2.4 Somit ist der Gegenstand des Anspruchs 1 neu im Sinne von Artikel 54 EPÜ.
3. Erfinderische Tätigkeit
3.1 Ausgehend von der Lehre von D5 würde der Fachmann ohne Kenntnis der Erfindung nicht in naheliegender Weise zum Gegenstand des Anspruchs 1 gelangen. D5 gibt dem Fachmann keinerlei Anregung, die Infusionsrate von Medikamenten nicht nur auf der Grundlage der gemessenen Urinwerte einzustellen, sondern auch auf der Grundlage der berechneten Fluidbilanz aus ausgeschiedener Urinmenge und zugeführter Menge an flüssigen Medikamenten und flüssigen Nahrungswerten.
Die Berechnung der Infusionsrate mittels gemessener Urinwerte und berechneter Fluidbilanz des Patienten erlaubt eine wesentlich differenziertere Steuerung der Zuführung von Medikamenten als die in D5.
3.2 Die Kombination von D1 als nächstliegendem Stand der Technik mit D5, wie sie in der angefochtenen Entscheidung vorgebracht wurde, führt allein schon deshalb nicht zum beanspruchten Gegenstand, weil die oben erwähnten Unterscheidungsmerkmale gegenüber D5 auch in D1 nicht offenbart oder nahegelegt sind. D1 betrifft nämlich ein System zur Verabreichung von Medikamenten, bei dem die Zuführung eines flüssigen Medikaments auf der Grundlage eines (mittels Sensor 120) gemessenen Parameters erfolgt (Absätze [0018] und [0029]), wobei der Parameter auch ein Urinwert sein kann (Absatz [0033]). In D1 finden sich keine Anregungen, die Fluidbilanz für die Einstellung der Dosis der Medikamentenverabreichung zu verwenden.

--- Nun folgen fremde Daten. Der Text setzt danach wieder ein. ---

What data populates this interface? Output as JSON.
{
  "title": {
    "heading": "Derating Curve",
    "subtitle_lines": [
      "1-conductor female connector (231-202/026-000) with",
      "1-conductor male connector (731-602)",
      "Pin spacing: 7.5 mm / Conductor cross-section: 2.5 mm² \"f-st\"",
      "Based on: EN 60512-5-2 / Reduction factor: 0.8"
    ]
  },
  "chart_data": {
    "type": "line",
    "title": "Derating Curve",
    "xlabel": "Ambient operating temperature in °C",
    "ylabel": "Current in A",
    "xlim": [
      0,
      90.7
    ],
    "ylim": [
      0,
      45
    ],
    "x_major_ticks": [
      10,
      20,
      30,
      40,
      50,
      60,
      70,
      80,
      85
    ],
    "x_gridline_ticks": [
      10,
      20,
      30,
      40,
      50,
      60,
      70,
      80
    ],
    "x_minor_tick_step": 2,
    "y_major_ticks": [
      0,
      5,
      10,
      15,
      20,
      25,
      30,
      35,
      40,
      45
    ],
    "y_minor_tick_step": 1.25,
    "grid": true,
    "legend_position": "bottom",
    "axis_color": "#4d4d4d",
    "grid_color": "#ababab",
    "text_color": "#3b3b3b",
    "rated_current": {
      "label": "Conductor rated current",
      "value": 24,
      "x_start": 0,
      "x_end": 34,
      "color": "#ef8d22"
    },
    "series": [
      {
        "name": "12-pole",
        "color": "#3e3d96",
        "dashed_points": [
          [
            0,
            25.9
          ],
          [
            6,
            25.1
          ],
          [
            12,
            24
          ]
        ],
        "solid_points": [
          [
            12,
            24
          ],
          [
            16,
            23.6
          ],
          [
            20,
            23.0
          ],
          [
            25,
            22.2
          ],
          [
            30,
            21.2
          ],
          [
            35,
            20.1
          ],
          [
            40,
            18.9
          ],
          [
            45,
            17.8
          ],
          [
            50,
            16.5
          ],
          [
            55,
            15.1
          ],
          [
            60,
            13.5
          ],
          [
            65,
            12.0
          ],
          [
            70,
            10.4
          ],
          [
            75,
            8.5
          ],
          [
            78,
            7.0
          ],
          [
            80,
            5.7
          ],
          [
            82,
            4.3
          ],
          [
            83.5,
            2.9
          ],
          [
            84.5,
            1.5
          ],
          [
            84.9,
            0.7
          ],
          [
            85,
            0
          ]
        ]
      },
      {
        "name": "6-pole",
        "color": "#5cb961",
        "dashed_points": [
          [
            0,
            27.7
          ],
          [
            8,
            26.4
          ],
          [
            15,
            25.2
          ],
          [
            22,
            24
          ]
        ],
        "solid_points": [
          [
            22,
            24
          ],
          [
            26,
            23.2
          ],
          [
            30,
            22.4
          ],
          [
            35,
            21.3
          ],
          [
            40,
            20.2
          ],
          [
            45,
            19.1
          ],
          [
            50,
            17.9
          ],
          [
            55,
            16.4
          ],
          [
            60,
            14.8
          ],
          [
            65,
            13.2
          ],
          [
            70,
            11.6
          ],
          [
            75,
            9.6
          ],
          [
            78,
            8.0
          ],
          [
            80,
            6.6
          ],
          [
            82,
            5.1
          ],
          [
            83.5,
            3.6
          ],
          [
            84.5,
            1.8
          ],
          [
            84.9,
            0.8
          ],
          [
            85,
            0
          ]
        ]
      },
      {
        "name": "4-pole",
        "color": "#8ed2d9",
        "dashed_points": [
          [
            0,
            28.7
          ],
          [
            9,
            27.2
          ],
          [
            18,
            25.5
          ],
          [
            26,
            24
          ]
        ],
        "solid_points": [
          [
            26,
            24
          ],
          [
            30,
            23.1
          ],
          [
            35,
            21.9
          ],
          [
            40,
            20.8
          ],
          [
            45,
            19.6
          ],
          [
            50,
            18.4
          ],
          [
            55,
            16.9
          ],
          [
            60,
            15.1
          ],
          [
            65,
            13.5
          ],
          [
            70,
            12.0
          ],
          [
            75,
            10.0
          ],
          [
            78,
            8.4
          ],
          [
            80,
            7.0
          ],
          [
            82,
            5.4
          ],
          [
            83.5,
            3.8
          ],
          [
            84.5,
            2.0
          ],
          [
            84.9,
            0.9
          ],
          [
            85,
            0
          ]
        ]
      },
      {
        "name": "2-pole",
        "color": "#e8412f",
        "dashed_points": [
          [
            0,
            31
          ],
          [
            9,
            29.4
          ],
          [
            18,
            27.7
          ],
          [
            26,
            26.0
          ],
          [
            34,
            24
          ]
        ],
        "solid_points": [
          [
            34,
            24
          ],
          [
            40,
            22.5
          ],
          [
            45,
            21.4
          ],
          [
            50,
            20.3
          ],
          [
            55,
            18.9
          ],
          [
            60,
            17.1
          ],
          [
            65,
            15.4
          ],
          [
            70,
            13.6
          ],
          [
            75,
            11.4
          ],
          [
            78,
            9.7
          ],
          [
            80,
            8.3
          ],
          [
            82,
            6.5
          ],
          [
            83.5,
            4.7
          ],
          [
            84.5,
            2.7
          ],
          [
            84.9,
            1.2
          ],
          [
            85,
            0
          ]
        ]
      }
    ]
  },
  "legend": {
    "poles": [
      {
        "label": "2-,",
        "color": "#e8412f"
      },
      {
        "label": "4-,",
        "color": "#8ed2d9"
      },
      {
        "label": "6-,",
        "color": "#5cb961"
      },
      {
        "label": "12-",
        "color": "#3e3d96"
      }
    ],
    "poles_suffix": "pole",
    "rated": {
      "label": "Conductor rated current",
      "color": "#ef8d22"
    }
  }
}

3.3 Somit ist der Gegenstand des Anspruchs 1 erfinderisch im Sinne von Artikel 56 EPÜ. Dies gilt um so mehr für die bevorzugten Ausführungen gemäß der abhängigen Ansprüche 2 bis 8.
Aus diesen Gründen wird entschieden:
1. Die angefochtene Entscheidung wird aufgehoben.
2. Die Sache wird mit der Anordnung an die Prüfungsabteilung zurückverwiesen, das Patent wie folgt zu erteilen:
- Ansprüche 1 bis 8 des Hauptantrags wie eingereicht in der mündlichen Verhandlung vor der Kammer,
- Beschreibung: Seiten 1 bis 9 wie eingereicht in der mündlichen Verhandlung vor der Kammer,
- Zeichnungen: Figur 1 wie ursprünglich eingereicht.